Skelethal are back with a slew of old-school Swedeath tracks after just releasing their critically-acclaimed Deathmanicvs Revelation LP earlier this year. They clearly are going for the jugular in Swedeath revival history, as their new LP, Interstellar Knowledge of the Purple Entity, hits a home run with the bases loaded with songs that sound like fireball zinging ragers! We’ve seen a number of quality Swedeath releases this year, amongst them Deathmanicvs Revelation, which should be in my year end top twenty list for sure.

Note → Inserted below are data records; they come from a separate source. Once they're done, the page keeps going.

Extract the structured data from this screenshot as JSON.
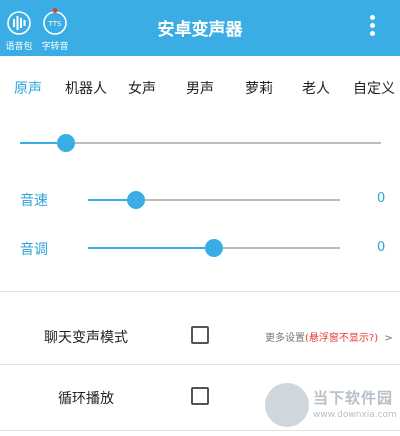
{
  "header": {
    "title": "安卓变声器",
    "voice_pack_label": "语音包",
    "tts_label": "字转音",
    "tts_icon_text": "TTS",
    "menu_icon": "kebab-menu-icon",
    "background_color": "#3aaee4"
  },
  "tabs": [
    "原声",
    "机器人",
    "女声",
    "男声",
    "萝莉",
    "老人",
    "自定义"
  ],
  "active_tab": "原声",
  "sliders": {
    "main": {
      "value_fraction": 0.12
    },
    "speed": {
      "label": "音速",
      "value": "0",
      "value_fraction": 0.19
    },
    "pitch": {
      "label": "音调",
      "value": "0",
      "value_fraction": 0.5
    }
  },
  "options": {
    "chat_mode": {
      "label": "聊天变声模式",
      "checked": false
    },
    "loop_play": {
      "label": "循环播放",
      "checked": false
    },
    "more_settings": {
      "prefix": "更多设置",
      "warning": "(悬浮窗不显示?)",
      "chevron": ">"
    }
  },
  "watermark": {
    "brand": "当下软件园",
    "url": "www.downxia.com"
  },
  "colors": {
    "accent": "#3aaee4",
    "warning": "#e53935"
  }
}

Not about to rest on their laurels, the band start things off on Interstellar Knowledge of the Purple Entity with an outer space-sounding intro that quickly makes way for the gargantuan buzzsaw riff, ripping through aliens and predators alike with a fury those lucky enough to see in Swedeath circa 1991 can remember with the same jaw-dropping awe. Headbangers, to the moshpits! I repeat. Headbangers to the moshpits! To say that Skelethal do Swedeath well could be the understatement to end all understatements. When the progenitors got it right the first time, we all thought it was nearly impossible for bands this day and age to reproduce such sublime results. Skelethal are a promising band that shatters those expectations. They put these insanely catchy riffs and elements together like its nobody’s business. Like a mad scientist at the scene of a butchery, Skelethal stitch together popular elements of Swedeath limb from dismembered limb. The result is a monster – a corpse put together and brought to life the way Frankenstein’s monster was with the use of lightning, roaring into the night with thunder in its strings, the pick like a butcher’s knife. Skelethal leave no one alive after out-takes.

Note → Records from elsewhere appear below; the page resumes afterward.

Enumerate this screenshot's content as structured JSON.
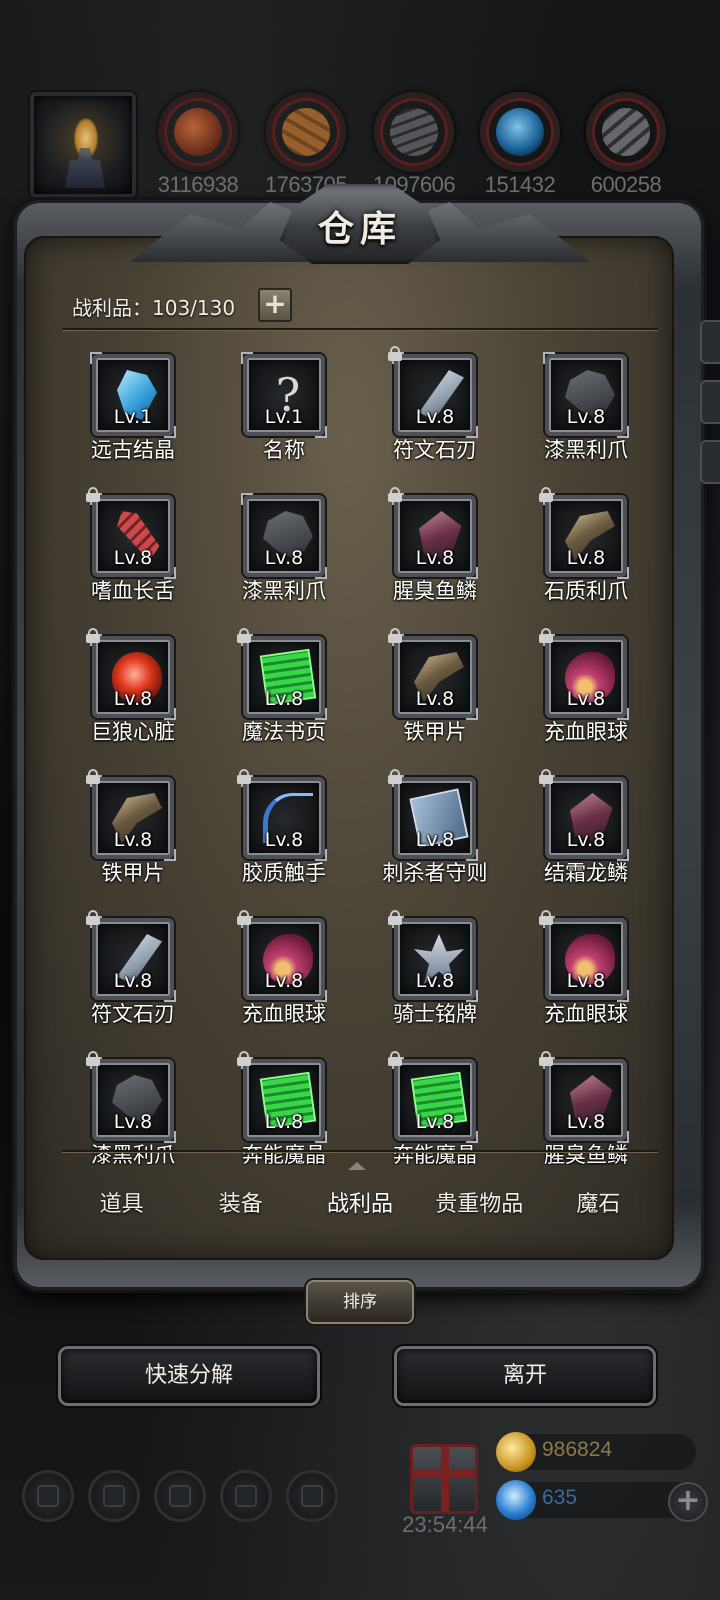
{
  "resources": [
    {
      "icon": "meat-icon",
      "cls": "meat",
      "value": "3116938"
    },
    {
      "icon": "wood-icon",
      "cls": "wood",
      "value": "1763705"
    },
    {
      "icon": "stone-icon",
      "cls": "stone",
      "value": "1097606"
    },
    {
      "icon": "crystal-icon",
      "cls": "crystal",
      "value": "151432"
    },
    {
      "icon": "iron-icon",
      "cls": "iron",
      "value": "600258"
    }
  ],
  "panel": {
    "title": "仓库",
    "loot_count": "战利品：103/130",
    "add_label": "+"
  },
  "items": [
    {
      "level": "Lv.1",
      "name": "远古结晶",
      "art": "crystal",
      "locked": false
    },
    {
      "level": "Lv.1",
      "name": "名称",
      "art": "unknown",
      "locked": false
    },
    {
      "level": "Lv.8",
      "name": "符文石刃",
      "art": "blade",
      "locked": true
    },
    {
      "level": "Lv.8",
      "name": "漆黑利爪",
      "art": "claw",
      "locked": false
    },
    {
      "level": "Lv.8",
      "name": "嗜血长舌",
      "art": "tongue",
      "locked": true
    },
    {
      "level": "Lv.8",
      "name": "漆黑利爪",
      "art": "claw",
      "locked": false
    },
    {
      "level": "Lv.8",
      "name": "腥臭鱼鳞",
      "art": "scale",
      "locked": true
    },
    {
      "level": "Lv.8",
      "name": "石质利爪",
      "art": "stoneclaw",
      "locked": true
    },
    {
      "level": "Lv.8",
      "name": "巨狼心脏",
      "art": "heart",
      "locked": true
    },
    {
      "level": "Lv.8",
      "name": "魔法书页",
      "art": "page",
      "locked": true
    },
    {
      "level": "Lv.8",
      "name": "铁甲片",
      "art": "stoneclaw",
      "locked": true
    },
    {
      "level": "Lv.8",
      "name": "充血眼球",
      "art": "eye",
      "locked": true
    },
    {
      "level": "Lv.8",
      "name": "铁甲片",
      "art": "stoneclaw",
      "locked": true
    },
    {
      "level": "Lv.8",
      "name": "胶质触手",
      "art": "tentacle",
      "locked": true
    },
    {
      "level": "Lv.8",
      "name": "刺杀者守则",
      "art": "book",
      "locked": true
    },
    {
      "level": "Lv.8",
      "name": "结霜龙鳞",
      "art": "scale",
      "locked": true
    },
    {
      "level": "Lv.8",
      "name": "符文石刃",
      "art": "blade",
      "locked": true
    },
    {
      "level": "Lv.8",
      "name": "充血眼球",
      "art": "eye",
      "locked": true
    },
    {
      "level": "Lv.8",
      "name": "骑士铭牌",
      "art": "badge",
      "locked": true
    },
    {
      "level": "Lv.8",
      "name": "充血眼球",
      "art": "eye",
      "locked": true
    },
    {
      "level": "Lv.8",
      "name": "漆黑利爪",
      "art": "claw",
      "locked": true
    },
    {
      "level": "Lv.8",
      "name": "奔能魔晶",
      "art": "page",
      "locked": true
    },
    {
      "level": "Lv.8",
      "name": "奔能魔晶",
      "art": "page",
      "locked": true
    },
    {
      "level": "Lv.8",
      "name": "腥臭鱼鳞",
      "art": "scale",
      "locked": true
    }
  ],
  "tabs": [
    {
      "label": "道具",
      "active": false
    },
    {
      "label": "装备",
      "active": false
    },
    {
      "label": "战利品",
      "active": true
    },
    {
      "label": "贵重物品",
      "active": false
    },
    {
      "label": "魔石",
      "active": false
    }
  ],
  "actions": {
    "sort": "排序",
    "quick_decompose": "快速分解",
    "leave": "离开"
  },
  "hud": {
    "timer": "23:54:44",
    "gold": "986824",
    "gems": "635",
    "gold_color": "#8a7a4a",
    "gem_color": "#3a6a9a"
  }
}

While Deathmanicvs Revelation showed a band taking time to execute well-worn ideas carefully, the songs on Interstellar Knowledge of the Purple Entity reveal that Skelethal can do so while having a blast just playing. They give Swedeath their own unique personality. It proves that Swedeath is alive and kicking, even after so many bands just seem to think that the same inane riffs played with the Boss HM-2 pedal justifies the existence of a recording. No, Swedeath wasn’t meant to die a slow, meaningless death, years after bands first opened the floodgates. The levee has been broken. There are too many bands play boring Swedeath revivalist shit without tenacity, passion, and love for the music. Skelethal spearhead a small devout group of bands that follow Swedeath to whatever inevitable end awaits the iconic style. All it takes is hitting a play button on your screen to sample what is to be the start of things to come. Swedeath, circa 2014, is alive and rotting, blazing a trail where the progenitors have come undone, yielding to experimentation, mutation, and outright abandonment. Skelethal succeed where many fail in the glorification of Swedeath as a style-bringing bucketloads of fun to the jam. Standout tracks include the title track, as well as Slaughtered From Beyond. Fans of circa 1991 Swedeath will be curious to hear Skelethal’s take on Carnage’s Torn Apart, done in fitting tribute to the pre-Dismember, Entombed outfit. Listen at the peril of developing an addiction to this promising band!